We are stopped at a light, two lanes of traffic to either side, parking lots and scraggly trees beyond them. It's funny: when I am in the west of this country, I miss the east, or the centre-south-east, I guess I should say, in deference to Maritimers, who are tetchy when it comes to geography although magnanimous in almost every other respect. Then once I'm back in Toronto I feel sort of sad and full, like I've just eaten too much dinner I didn't deserve. It's the simplicity of this landscape, the comforting stodginess of ill-used space on the fringe of the city.

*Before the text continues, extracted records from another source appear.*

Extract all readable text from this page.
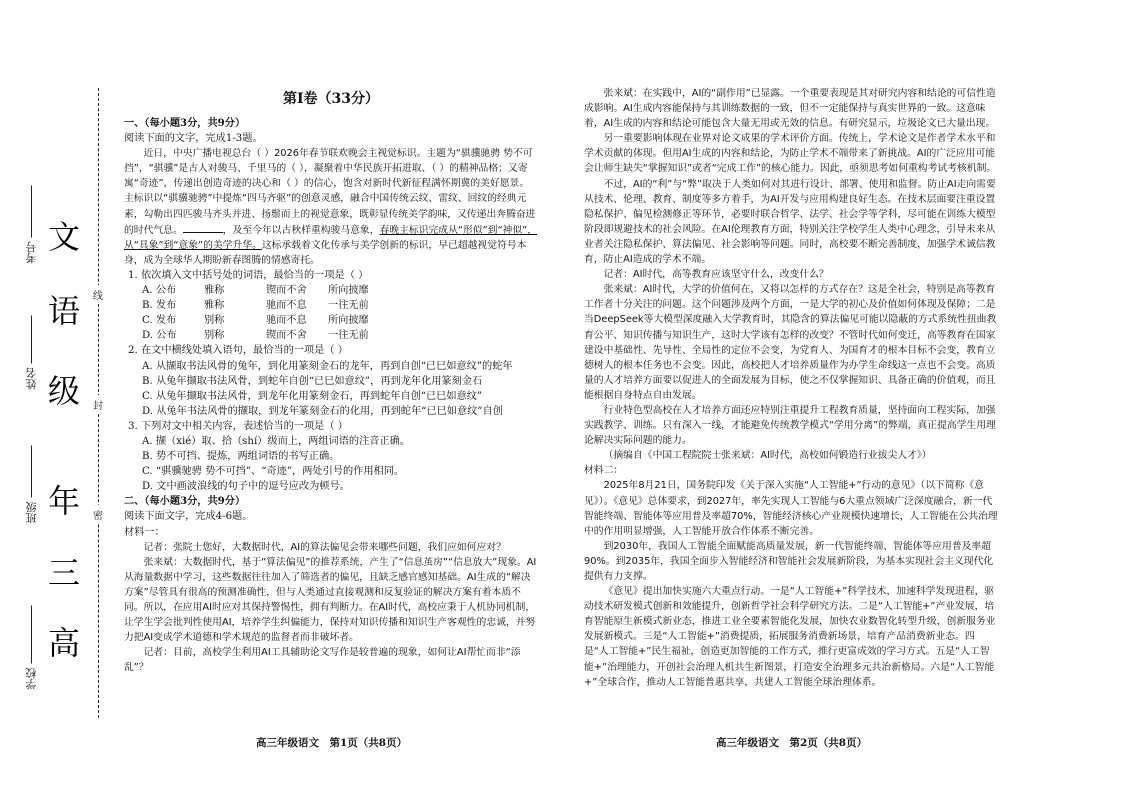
学校
班级
姓名
考号
密
封
线
高
三
年
级
语
文
第Ⅰ卷（33分）

一、（每小题3分，共9分）

阅读下面的文字，完成1-3题。

近日，中央广播电视总台（ ）2026年春节联欢晚会主视觉标识。主题为“骐骥驰骋 势不可挡”，“骐骥”是古人对骏马、千里马的（ ），凝聚着中华民族开拓进取、（ ）的精神品格；又寄寓“奇迹”，传递出创造奇迹的决心和（ ）的信心，饱含对新时代新征程满怀期冀的美好愿景。主标识以“骐骥驰骋”中提炼“四马齐驱”的创意灵感，融合中国传统云纹、雷纹、回纹的经典元素，勾勒出四匹骏马齐头并进、扬鬃而上的视觉意象，既彰显传统美学韵味，又传递出奔腾奋进的时代气息。	，及至今年以古秋样重构骏马意象，春晚主标识完成从“形似”到“神似”，从“具象”到“意象”的美学升华。这标承载着文化传承与美学创新的标识，早已超越视觉符号本身，成为全球华人期盼新春图腾的情感寄托。

1. 依次填入文中括号处的词语，最恰当的一项是（ ）

A. 公布	雅称	锲而不舍 所向披靡

B. 发布	雅称	驰而不息 一往无前

C. 发布	别称	驰而不息 所向披靡

D. 公布	别称	锲而不舍 一往无前

2. 在文中横线处填入语句，最恰当的一项是（ ）

A. 从撷取书法风骨的兔年，到化用篆刻金石的龙年，再到自创“已巳如意纹”的蛇年

B. 从兔年撷取书法风骨，到蛇年自创“已巳如意纹”，再到龙年化用篆刻金石

C. 从兔年撷取书法风骨，到龙年化用篆刻金石，再到蛇年自创“已巳如意纹”

D. 从兔年书法风骨的撷取，到龙年篆刻金石的化用，再到蛇年“已巳如意纹”自创

3. 下列对文中相关内容，表述恰当的一项是（ ）

A. 撷（xié）取、拾（shí）级而上，两组词语的注音正确。

B. 势不可挡、提炼，两组词语的书写正确。

C. “骐骥驰骋 势不可挡”、“奇迹”，两处引号的作用相同。

D. 文中画波浪线的句子中的逗号应改为顿号。

二、（每小题3分，共9分）

阅读下面文字，完成4-6题。

材料一：

记者：张院士您好，大数据时代，AI的算法偏见会带来哪些问题，我们应如何应对？

张来斌：大数据时代，基于“算法偏见”的推荐系统，产生了“信息茧房”“信息放大”现象。AI从海量数据中学习，这些数据往往加入了筛选者的偏见，且缺乏感官感知基础。AI生成的“解决方案”尽管具有很高的预测准确性，但与人类通过直接观测和反复验证的解决方案有着本质不同。所以，在应用AI时应对其保持警惕性，拥有判断力。在AI时代，高校应秉于人机协同机制，让学生学会批判性使用AI，培养学生纠偏能力，保持对知识传播和知识生产客观性的忠诚，并努力把AI变成学术道德和学术规范的监督者而非破坏者。

记者：目前，高校学生利用AI工具辅助论文写作是较普遍的现象，如何让AI帮忙而非“添乱”？

张来斌：在实践中，AI的“副作用”已显露。一个重要表现是其对研究内容和结论的可信性造成影响。AI生成内容能保持与其训练数据的一致，但不一定能保持与真实世界的一致。这意味着，AI生成的内容和结论可能包含大量无用或无效的信息。有研究显示，垃圾论文已大量出现。

另一重要影响体现在业界对论文成果的学术评价方面。传统上，学术论文是作者学术水平和学术贡献的体现。但用AI生成的内容和结论，为防止学术不端带来了新挑战。AI的广泛应用可能会让师生缺失“掌握知识”或者“完成工作”的核心能力。因此，亟须思考如何重构考试考核机制。

不过，AI的“利”与“弊”取决于人类如何对其进行设计、部署、使用和监督。防止AI走向需要从技术、伦理、教育、制度等多方着手，为AI开发与应用构建良好生态。在技术层面要注重设置隐私保护、偏见检测修正等环节，必要时联合哲学、法学、社会学等学科，尽可能在训练大模型阶段即规避技术的社会风险。在AI伦理教育方面，特别关注学校学生人类中心理念，引导未来从业者关注隐私保护、算法偏见、社会影响等问题。同时，高校要不断完善制度，加强学术诚信教育，防止AI造成的学术不端。

记者：AI时代，高等教育应该坚守什么，改变什么？

张来斌：AI时代，大学的价值何在，又将以怎样的方式存在？这是全社会，特别是高等教育工作者十分关注的问题。这个问题涉及两个方面，一是大学的初心及价值如何体现及保障；二是当DeepSeek等大模型深度融入大学教育时，其隐含的算法偏见可能以隐蔽的方式系统性扭曲教育公平、知识传播与知识生产，这时大学该有怎样的改变？不管时代如何变迁，高等教育在国家建设中基础性、先导性、全局性的定位不会变，为党育人、为国育才的根本目标不会变，教育立德树人的根本任务也不会变。因此，高校把人才培养质量作为办学生命线这一点也不会变。高质量的人才培养方面要以促进人的全面发展为目标，使之不仅掌握知识、具备正确的价值观，而且能根据自身特点自由发展。

行业特色型高校在人才培养方面还应特别注重提升工程教育质量，坚持面向工程实际，加强实践教学、训练。只有深入一线，才能避免传统教学模式“学用分离”的弊端，真正提高学生用理论解决实际问题的能力。

（摘编自《中国工程院院士张来斌：AI时代，高校如何锻造行业拔尖人才》）

材料二：

2025年8月21日，国务院印发《关于深入实施“人工智能+”行动的意见》（以下简称《意见》）。《意见》总体要求，到2027年，率先实现人工智能与6大重点领域广泛深度融合，新一代智能终端、智能体等应用普及率超70%，智能经济核心产业规模快速增长，人工智能在公共治理中的作用明显增强，人工智能开放合作体系不断完善。

到2030年，我国人工智能全面赋能高质量发展，新一代智能终端、智能体等应用普及率超90%。到2035年，我国全面步入智能经济和智能社会发展新阶段，为基本实现社会主义现代化提供有力支撑。

《意见》提出加快实施六大重点行动。一是“人工智能+”科学技术，加速科学发现进程，驱动技术研发模式创新和效能提升，创新哲学社会科学研究方法。二是“人工智能+”产业发展，培育智能原生新模式新业态，推进工业全要素智能化发展，加快农业数智化转型升级，创新服务业发展新模式。三是“人工智能+”消费提质，拓展服务消费新场景，培育产品消费新业态。四是“人工智能+”民生福祉，创造更加智能的工作方式，推行更富成效的学习方式。五是“人工智能+”治理能力，开创社会治理人机共生新图景，打造安全治理多元共治新格局。六是“人工智能+”全球合作，推动人工智能普惠共享，共建人工智能全球治理体系。

高三年级语文　第1页（共8页）	高三年级语文　第2页（共8页）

In the fall especially, it feels like home; too chilly to walk to the mall and who would want to anyway? Joe. Joe would want to.

‘Did you bury them?' Taisie taps my leg.

‘What?' I say. ‘You don't bury fish.'

‘I don't want a pet,' says Anton from the back seat. ‘Please don't buy a pet.'

I turn around to check on him. ‘You okay, buddy?'

‘I don't want a pet,' he says.

‘Let's have pizza tonight, eh, boys?' Taisie says brightly. And to me, whispering, ‘With hot peppers. They say spicy food and sex.'

‘Spicy food and sex what?' I say, frightened.

‘Hurry things up,' she says, rubbing her genie-bottle belly. ‘Don't worry, I know. This much
T&A
must be like total reverse-sexy for you. Just the hot peppers.'

‘Green or red?' I say.

‘Red,' says Anton from the back. ‘I like red.'

On the day of the shower, Taisie puts me in charge of baking miniature frozen quiches and lets Anton vacuum the living room even though the machine keeps sucking up coins and bobby pins and other clanky things even the most technologically advanced Hoover is not designed to digest. I stop her as she dashes by me with a tray of crustless sandwiches.

‘Mmm, I love these,' I say, grabbing an egg salad on white from the edge. I observe as she rearranges the remaining sandwiches to close the gap. ‘Are you nervous?' I say.